Jeremy Grantham, co-founder and chief investment strategist of money management firm GMO, warns that a combination of Fed money printing and stir-crazy investors have inflated a “real McCoy” asset bubble that will burn a lot of individuals.
During an interview on CNBC, Grantham was asked his thoughts on the stunning market rally from the March lows. He said he’s been completely amazed. However, cautions this is the only rally in market history that is occurring while the economy is struggling.
“Regarding the stock market rally since March: I’ve been completely amazed, almost since the low. The speed and now the extent, and the lack of major interruptions along the way. It is a rally without precedent… and the only one in the history books that takes place against a background of undeniable economic problems. All the other ones took place at a time when the market at least believed that things were great. They may have been wrong on occasion, but they believed at the time that everything economic and financial was terrific. And this time everyone agrees that the economics have a major problem.”

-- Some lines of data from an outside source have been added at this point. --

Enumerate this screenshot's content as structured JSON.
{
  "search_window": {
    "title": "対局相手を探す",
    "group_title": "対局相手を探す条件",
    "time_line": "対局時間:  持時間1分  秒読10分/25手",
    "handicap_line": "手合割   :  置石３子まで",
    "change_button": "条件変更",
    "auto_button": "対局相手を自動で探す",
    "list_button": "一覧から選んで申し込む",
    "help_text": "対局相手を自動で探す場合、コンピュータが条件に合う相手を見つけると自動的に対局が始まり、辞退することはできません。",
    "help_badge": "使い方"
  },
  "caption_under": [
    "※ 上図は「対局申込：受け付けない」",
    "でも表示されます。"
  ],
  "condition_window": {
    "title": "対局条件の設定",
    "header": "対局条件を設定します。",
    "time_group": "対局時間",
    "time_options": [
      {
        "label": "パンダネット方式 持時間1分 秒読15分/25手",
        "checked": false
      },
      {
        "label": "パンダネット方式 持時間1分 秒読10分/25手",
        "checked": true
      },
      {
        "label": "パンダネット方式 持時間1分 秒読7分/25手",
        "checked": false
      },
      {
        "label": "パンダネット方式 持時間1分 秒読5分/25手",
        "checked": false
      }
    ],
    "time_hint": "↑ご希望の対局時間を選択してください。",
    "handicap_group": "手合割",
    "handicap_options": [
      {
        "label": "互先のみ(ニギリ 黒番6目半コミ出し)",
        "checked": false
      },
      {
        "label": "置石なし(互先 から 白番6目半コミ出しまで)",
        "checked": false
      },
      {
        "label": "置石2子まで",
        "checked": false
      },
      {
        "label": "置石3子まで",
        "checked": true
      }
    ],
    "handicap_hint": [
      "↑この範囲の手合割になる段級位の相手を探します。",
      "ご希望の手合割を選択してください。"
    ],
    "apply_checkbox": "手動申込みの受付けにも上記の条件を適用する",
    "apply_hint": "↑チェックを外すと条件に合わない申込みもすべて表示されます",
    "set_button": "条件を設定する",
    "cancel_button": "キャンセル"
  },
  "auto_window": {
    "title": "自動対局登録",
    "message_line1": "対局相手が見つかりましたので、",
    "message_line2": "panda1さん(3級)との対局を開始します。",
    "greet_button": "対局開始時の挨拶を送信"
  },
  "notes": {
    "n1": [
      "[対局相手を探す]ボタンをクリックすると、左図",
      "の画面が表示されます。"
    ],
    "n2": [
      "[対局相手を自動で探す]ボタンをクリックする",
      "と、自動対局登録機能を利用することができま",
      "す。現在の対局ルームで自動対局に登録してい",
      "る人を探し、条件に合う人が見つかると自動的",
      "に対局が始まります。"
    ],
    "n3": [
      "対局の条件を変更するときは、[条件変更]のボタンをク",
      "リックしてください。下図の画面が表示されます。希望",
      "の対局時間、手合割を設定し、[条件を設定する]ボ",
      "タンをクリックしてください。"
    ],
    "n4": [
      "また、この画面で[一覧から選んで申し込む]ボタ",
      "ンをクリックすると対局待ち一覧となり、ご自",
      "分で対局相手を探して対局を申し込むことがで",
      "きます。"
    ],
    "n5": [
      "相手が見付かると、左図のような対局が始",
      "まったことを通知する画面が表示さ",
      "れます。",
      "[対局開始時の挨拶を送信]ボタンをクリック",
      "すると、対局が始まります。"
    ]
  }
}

When asked about the increase in new trading accounts being opened since the stay-at-home orders were issued, Grantham said these new traders were looking for an outlet and turned to the stock market, and that the Fed also shares some of the blame for the markets unprecedented rise.
“I think perhaps being cooped up, indoors, makes people feel frustrated, looking for outlets. I think that may have played some psychological role in the massive participation of individuals. Clearly the Fed scattering money around has created a favorable environment, as it often does. And with this amount of money slopping around and with the economy depressed, it would be fairly traditional for some of the money to find its way into the market. So that in itself, is unexceptional. It’s the ignoring of the downside problems that is perhaps exceptional.”
Grantham also warns that while we have seen a few bankruptcies so far, like Hertz, that the economic fallout from the economic lockdown will extend for years, and against that backdrop it is hard to see a full economic recovery. “I think it is quite likely that this will have tentacles going out years into the future, that whole industries will never fully recover. I think if you push any economist they will tend to agree with that statement. If you wound a few major industries on a long term basis, it’s hard to imagine the broad economy will get back to a fully-healthy state,” Grantham added.
Not in a Bubble?
He said despite the massive rally since March, he wasn’t convinced that we were in a bubble. But now, he says his confidence is rising, and that we are now in a “real McCoy” bubble.
“This is crazy stuff. And I’m talking about not the last three or four months, but the last few weeks. We’ve now reached a level where you buy bankrupt companies, you issue stock in bankrupt companies, that will probably be used to pay off the bondholders, and you bid up favorite companies to ludicrous levels. This is really the real McCoy.”
Surprisingly, Grantham believes the more maniacal stock buying we see, the better it is for bears expecting another collapse.
“Like 1929 or 2000, you want to see as much crazy participation by screaming leaders of wild investors as you can possibly see. That should make any bear feel better. Even in the three or four weeks since I was writing about how little confidence I have compared to the other bubbles, my confidence is rising quite rapidly that this in fact becoming the fourth real McCoy bubble of my investment career. The great bubbles can go on a long time and inflict a lot of pain, but at least I think we know now that we are in one. And the chutzpah involved in having a bubble at a time of massive economic and financial uncertainty is substantial.”
Grantham Sends Out A Warning
He does have a warning for the new investors who have found early success in the markets. He congratulates the ones who cashed out, but warns the rest they are playing with fire.
“I certainly applaud them if they cash out and put it in their piggy bank. God bless them, they’ve done well. The US right now is simply playing with fire. You might make a lot of money in a really short time, but recognize that you are skating on thin ice. It’s a job for hedge funds, real professionals, and a lot of them will get burned. It certainly is not a task for individuals.”
Finally, Grantham offers a bit of advice:
“Sell US (stocks) 100%, buy emerging and throw the key away for a few years and you’ll have a story for your grandchildren about how you outperformed the investment professionals and everyone else.”